TANAH BUMBU, aiqinews7.com — Putusan Mahkamah Konstitusi (MK) terkait Undang-Undang Ibu Kota Negara (IKN) kembali memantik polemik nasional. Dalam sidang putusan Nomor 71/PUU-XXIV/2026, MK menegaskan bahwa hingga saat ini DKI Jakarta masih berstatus sebagai Ibu Kota Negara Republik Indonesia.
Keputusan tersebut langsung memicu reaksi luas di tengah masyarakat. Pasalnya, pembangunan IKN Nusantara selama ini terus digencarkan sebagai simbol perpindahan pusat pemerintahan Indonesia ke Kalimantan Timur.
Hakim Konstitusi Adies Kadir dalam pertimbangannya menyebut, perpindahan resmi ibu kota negara dari Jakarta ke IKN belum berlaku sepenuhnya sebelum adanya Keputusan Presiden (Keppres) yang ditandatangani Presiden Republik Indonesia.
“Artinya secara hukum tata negara, Jakarta masih sah sebagai ibu kota negara sampai Keppres perpindahan diterbitkan,” demikian inti pertimbangan MK dalam sidang tersebut.
Putusan ini sontak memunculkan pertanyaan publik.
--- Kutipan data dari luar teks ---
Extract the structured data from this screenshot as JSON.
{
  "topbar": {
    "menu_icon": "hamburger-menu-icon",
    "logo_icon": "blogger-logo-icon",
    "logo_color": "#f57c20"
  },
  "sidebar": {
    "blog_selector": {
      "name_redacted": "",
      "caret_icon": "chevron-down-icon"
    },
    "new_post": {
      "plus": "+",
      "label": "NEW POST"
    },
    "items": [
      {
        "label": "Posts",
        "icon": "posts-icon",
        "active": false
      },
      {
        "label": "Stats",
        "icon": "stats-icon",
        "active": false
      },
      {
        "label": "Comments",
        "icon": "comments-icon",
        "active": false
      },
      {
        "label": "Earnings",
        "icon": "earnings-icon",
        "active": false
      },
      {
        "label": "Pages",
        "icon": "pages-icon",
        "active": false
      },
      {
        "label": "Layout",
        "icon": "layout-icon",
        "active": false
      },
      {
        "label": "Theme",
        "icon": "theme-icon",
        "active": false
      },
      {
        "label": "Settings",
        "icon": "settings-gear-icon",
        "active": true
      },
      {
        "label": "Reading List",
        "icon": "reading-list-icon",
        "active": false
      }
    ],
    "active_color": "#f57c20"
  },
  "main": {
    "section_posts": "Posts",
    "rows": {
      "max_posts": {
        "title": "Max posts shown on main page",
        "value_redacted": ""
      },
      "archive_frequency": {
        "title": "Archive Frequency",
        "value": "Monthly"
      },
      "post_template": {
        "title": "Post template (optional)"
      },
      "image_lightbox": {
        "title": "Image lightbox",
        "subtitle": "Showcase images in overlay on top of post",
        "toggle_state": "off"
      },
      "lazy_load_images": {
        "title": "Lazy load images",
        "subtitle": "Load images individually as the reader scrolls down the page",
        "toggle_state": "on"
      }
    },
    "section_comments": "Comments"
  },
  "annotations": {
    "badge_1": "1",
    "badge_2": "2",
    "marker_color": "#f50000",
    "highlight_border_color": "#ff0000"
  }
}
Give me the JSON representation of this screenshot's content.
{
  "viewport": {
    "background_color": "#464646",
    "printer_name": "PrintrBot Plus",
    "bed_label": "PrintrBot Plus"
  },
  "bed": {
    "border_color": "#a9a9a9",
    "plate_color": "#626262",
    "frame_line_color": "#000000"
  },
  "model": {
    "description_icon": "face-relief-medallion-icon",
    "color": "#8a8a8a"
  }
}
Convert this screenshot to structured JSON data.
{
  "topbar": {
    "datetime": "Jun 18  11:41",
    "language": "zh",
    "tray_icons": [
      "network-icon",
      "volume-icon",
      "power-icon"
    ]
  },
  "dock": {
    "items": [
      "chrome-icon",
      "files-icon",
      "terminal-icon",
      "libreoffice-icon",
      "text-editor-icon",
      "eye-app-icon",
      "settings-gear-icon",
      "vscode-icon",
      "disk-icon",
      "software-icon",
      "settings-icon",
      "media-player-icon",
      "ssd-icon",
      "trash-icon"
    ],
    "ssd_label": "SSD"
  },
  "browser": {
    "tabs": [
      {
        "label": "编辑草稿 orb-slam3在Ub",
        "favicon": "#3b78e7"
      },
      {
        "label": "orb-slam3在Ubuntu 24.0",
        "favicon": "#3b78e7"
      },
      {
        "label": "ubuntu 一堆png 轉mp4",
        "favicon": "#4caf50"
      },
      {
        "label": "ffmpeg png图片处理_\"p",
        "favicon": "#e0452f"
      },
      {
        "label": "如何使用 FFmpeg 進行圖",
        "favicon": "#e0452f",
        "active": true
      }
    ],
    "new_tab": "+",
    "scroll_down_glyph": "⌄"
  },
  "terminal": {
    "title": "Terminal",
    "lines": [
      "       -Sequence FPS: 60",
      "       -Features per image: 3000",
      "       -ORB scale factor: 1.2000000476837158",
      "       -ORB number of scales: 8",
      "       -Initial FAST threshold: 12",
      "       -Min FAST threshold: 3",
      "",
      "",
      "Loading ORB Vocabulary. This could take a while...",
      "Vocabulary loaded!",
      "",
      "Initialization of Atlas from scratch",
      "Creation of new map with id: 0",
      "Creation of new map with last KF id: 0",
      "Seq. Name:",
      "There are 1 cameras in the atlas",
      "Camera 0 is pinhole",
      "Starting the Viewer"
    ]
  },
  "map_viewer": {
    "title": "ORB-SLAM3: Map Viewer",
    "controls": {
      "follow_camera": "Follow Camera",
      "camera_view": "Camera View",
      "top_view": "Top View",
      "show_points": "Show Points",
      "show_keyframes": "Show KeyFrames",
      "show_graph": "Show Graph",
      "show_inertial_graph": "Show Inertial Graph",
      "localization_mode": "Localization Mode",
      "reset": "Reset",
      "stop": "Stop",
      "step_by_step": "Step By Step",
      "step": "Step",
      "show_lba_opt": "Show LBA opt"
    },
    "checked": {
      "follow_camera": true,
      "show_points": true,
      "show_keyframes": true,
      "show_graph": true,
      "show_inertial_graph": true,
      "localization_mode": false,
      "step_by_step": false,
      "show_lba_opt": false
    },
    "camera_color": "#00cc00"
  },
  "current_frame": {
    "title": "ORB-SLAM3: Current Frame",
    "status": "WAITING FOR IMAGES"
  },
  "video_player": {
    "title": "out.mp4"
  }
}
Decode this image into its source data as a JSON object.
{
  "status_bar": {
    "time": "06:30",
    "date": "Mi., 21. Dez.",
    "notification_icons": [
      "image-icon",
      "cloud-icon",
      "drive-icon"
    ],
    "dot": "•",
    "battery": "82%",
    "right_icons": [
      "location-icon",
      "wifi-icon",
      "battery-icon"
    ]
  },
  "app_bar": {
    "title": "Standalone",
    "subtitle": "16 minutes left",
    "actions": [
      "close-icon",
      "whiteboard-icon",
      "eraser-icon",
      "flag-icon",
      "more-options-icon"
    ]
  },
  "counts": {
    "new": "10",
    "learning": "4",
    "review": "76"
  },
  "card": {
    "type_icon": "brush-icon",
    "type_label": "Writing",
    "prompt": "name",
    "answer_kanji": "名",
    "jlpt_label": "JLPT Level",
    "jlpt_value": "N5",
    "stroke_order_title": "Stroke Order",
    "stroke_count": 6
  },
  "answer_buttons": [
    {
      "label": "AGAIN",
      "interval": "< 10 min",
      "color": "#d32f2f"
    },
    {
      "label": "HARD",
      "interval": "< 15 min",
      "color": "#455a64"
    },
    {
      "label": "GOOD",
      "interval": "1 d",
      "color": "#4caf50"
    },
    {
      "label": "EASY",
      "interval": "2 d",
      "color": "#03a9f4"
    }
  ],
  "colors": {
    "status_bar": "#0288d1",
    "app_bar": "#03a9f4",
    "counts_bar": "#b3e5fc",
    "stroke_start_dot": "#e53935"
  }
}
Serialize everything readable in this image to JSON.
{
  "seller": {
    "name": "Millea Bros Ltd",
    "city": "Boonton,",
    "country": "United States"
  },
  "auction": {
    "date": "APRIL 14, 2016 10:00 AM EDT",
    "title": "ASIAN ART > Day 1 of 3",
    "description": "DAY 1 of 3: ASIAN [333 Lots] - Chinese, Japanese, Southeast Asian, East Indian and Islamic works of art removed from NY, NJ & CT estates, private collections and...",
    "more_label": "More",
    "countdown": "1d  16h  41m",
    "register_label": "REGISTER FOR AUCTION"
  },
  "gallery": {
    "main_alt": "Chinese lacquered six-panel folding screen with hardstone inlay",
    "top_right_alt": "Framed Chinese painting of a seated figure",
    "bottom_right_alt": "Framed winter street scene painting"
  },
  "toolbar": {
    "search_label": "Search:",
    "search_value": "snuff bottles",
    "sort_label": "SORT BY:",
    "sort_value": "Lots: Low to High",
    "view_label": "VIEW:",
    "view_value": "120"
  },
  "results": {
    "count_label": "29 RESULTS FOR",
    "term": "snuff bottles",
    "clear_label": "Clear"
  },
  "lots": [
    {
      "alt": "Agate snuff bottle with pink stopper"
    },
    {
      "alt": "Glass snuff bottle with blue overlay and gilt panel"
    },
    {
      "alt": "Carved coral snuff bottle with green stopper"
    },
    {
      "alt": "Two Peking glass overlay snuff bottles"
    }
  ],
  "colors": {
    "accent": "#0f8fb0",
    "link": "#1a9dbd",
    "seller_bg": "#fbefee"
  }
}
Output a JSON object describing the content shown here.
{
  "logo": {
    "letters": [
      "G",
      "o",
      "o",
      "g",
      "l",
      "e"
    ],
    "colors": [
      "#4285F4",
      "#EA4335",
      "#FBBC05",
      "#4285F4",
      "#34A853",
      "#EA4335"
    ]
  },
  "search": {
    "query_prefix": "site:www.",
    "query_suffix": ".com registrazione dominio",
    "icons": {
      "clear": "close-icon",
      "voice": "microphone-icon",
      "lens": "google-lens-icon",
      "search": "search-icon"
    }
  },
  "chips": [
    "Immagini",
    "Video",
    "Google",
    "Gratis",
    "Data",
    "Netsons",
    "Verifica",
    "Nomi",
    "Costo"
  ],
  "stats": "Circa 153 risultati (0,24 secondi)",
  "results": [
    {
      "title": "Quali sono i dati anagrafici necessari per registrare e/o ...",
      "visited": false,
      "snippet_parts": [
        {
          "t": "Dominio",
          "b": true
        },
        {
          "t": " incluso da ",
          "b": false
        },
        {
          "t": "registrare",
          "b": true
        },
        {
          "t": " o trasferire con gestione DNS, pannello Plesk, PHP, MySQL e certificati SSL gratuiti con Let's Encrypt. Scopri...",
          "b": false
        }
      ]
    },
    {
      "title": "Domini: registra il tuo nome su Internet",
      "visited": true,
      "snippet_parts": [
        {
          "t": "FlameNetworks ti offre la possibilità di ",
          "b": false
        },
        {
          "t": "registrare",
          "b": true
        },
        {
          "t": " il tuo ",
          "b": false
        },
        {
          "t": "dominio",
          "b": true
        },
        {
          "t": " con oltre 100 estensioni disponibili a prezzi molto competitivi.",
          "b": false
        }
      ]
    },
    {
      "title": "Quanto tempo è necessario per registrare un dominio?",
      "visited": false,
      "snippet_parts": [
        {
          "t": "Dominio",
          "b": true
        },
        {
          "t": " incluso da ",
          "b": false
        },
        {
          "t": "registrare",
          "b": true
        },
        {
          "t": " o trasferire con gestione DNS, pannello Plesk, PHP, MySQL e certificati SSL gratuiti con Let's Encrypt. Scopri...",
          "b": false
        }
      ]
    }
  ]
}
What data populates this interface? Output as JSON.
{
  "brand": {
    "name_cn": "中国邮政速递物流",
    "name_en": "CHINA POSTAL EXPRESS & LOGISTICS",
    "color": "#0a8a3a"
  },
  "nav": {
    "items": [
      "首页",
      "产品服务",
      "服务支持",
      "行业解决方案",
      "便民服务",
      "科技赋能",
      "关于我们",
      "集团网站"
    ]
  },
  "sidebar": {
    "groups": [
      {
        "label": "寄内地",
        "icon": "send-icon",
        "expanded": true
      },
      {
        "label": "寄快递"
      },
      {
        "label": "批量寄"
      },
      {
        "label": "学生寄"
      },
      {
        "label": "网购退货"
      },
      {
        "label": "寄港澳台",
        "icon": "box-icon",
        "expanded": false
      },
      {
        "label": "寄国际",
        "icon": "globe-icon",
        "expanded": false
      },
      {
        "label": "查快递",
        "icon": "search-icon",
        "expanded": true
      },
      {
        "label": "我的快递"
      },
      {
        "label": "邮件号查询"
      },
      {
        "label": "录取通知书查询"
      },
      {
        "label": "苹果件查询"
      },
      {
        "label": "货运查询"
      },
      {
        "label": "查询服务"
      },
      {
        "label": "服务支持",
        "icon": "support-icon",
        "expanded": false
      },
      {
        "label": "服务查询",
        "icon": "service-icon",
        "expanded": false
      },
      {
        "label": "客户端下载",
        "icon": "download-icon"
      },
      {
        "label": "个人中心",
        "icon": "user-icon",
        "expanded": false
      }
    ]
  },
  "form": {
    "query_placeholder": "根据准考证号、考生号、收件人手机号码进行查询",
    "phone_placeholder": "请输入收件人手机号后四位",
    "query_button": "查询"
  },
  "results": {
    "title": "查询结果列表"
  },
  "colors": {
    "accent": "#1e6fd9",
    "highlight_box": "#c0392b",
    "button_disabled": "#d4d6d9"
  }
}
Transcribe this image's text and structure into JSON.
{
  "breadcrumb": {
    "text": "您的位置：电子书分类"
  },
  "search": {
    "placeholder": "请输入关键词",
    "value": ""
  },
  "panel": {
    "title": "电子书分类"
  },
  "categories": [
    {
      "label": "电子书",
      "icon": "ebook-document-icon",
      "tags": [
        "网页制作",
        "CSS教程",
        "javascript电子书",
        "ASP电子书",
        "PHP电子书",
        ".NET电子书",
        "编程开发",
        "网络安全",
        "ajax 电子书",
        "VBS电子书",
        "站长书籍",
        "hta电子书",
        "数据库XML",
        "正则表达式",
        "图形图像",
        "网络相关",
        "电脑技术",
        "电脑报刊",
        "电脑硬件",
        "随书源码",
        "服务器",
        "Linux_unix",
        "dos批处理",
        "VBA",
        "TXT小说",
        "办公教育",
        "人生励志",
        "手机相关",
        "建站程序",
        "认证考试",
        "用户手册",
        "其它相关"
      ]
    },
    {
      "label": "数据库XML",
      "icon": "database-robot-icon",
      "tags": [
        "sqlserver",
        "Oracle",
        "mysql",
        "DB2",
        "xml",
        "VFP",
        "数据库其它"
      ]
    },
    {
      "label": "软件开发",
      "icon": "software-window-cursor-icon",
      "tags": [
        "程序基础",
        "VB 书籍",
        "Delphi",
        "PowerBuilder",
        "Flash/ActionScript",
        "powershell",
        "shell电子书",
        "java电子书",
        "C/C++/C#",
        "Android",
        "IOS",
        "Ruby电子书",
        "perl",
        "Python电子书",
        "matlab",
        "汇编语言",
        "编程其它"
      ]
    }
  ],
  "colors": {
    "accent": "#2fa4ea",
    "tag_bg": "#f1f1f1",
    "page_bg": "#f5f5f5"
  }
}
Warganet ramai mempertanyakan arah pembangunan IKN yang selama ini menelan anggaran jumbo dari APBN.

“Kalau Jakarta masih ibu kota, lalu IKN sekarang statusnya bagaimana?” tulis salah satu netizen di media sosial, Jumat (15/5/2026).
Tak sedikit pula masyarakat yang menilai pemerintah perlu memberikan kepastian agar tidak memunculkan kebingungan di tengah publik maupun investor.
Di sisi lain, sejumlah pengamat menilai putusan MK bukan berarti membatalkan pembangunan IKN. Namun, keputusan tersebut mempertegas bahwa proses perpindahan ibu kota harus memenuhi tahapan hukum dan administrasi negara secara lengkap.
Meski demikian, kontroversi terus bergulir. Sebab hingga kini pembangunan kawasan inti pemerintahan di IKN terus berjalan, sementara status ibu kota negara secara resmi masih melekat pada Jakarta.
Situasi ini dinilai menjadi ujian besar bagi pemerintah dalam menjaga kepercayaan publik terhadap mega proyek IKN yang sejak awal menuai pro dan kontra.
Sumber: Putusan Mahkamah Konstitusi Nomor 71/PUU-XXIV/2026, pernyataan dalam sidang MK dan informasi yang beredar di media sosial.